Brush your teeth a minimum of twice per day
First, make time to brush your teeth every single night before you go to sleep. This helps to remove any food particles leftover from the day, along with plaque. You need to prevent the formation of plaque because it’s a magnet for the kind of bacteria that causes gum disease and the decay of your teeth.
Second, brush your teeth every morning after you wake up.
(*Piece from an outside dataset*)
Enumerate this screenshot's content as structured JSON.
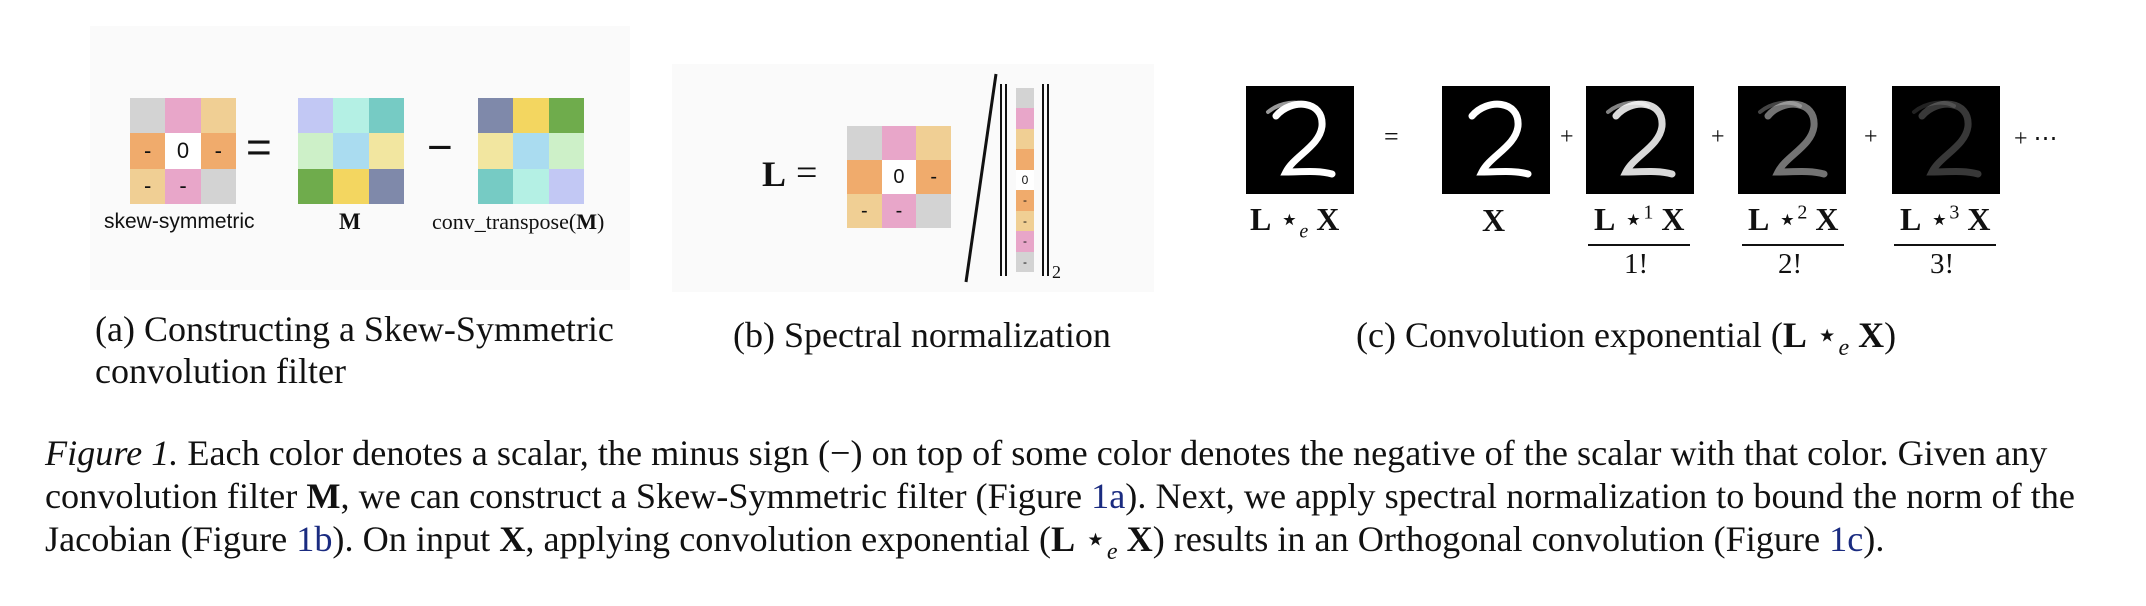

This will help you start your day with fresh breath – and assuming you eat breakfast in the morning, brush after eating (rather than before) so that you’ll remove the food particles left behind from your meal.
While the ideal is to brush after every single meal, if you can’t, then at the very least brush in the morning when you wake up, and in the evening before bed.
Floss every day
While your toothbrush does a great job of removing plaque from the surface of your teeth, it doesn’t do such a great job of cleaning between your teeth. Floss is the answer. Use it every day to clean between your teeth and not only will you enjoy a lower risk of cavities, but fresher breath too!
Brush your tongue
Some people make the mistake of thinking that since their tongue isn’t prone to cavities, they don’t need to brush it. But it turns out that your tongue can be a home to the bacteria that cause plaque to form. So take a few extra seconds after brushing your teeth to brush your tongue too. Just as with flossing, you’ll enjoy a lower risk of cavities, and – you can see this coming by now – fresher breath as a result.
See your dentist for regular “preventative maintenance”
A little preventative maintenance goes a long way and your oral health will benefit tremendously from seeing your dentist for a check-up on a regular basis. Twice a year is a good schedule for most people, but double check with your dental practitioner to see what the ideal schedule is for your own oral health as some people need more frequent visits than others.
During your routine “maintenance” checkups, you can get your teeth professionally cleaned (they can remove problematic tartar build-up that your toothbrush can’t), get customized tips for how to optimize and improve your oral health, and get a professional-strength fluoride treatment to help maintain the health of your teeth’s protective enamel. If needed, your dentist can also do an x-ray to catch the beginnings of tooth decay before it becomes a big problem – if they find any spots that need more care and attention to prevent the formation of cavities, you’ll be told about it so you can take measures to prevent the area from worsening. And of course, if you do have any cavities, the x-ray can catch it when it’s small and easily dealt with.
Enjoy improved oral health for years
Doing these five simple things will go a long way towards improving your oral health, and helping to ensure that your teeth serve you well for many decades. Don’t delay, start today!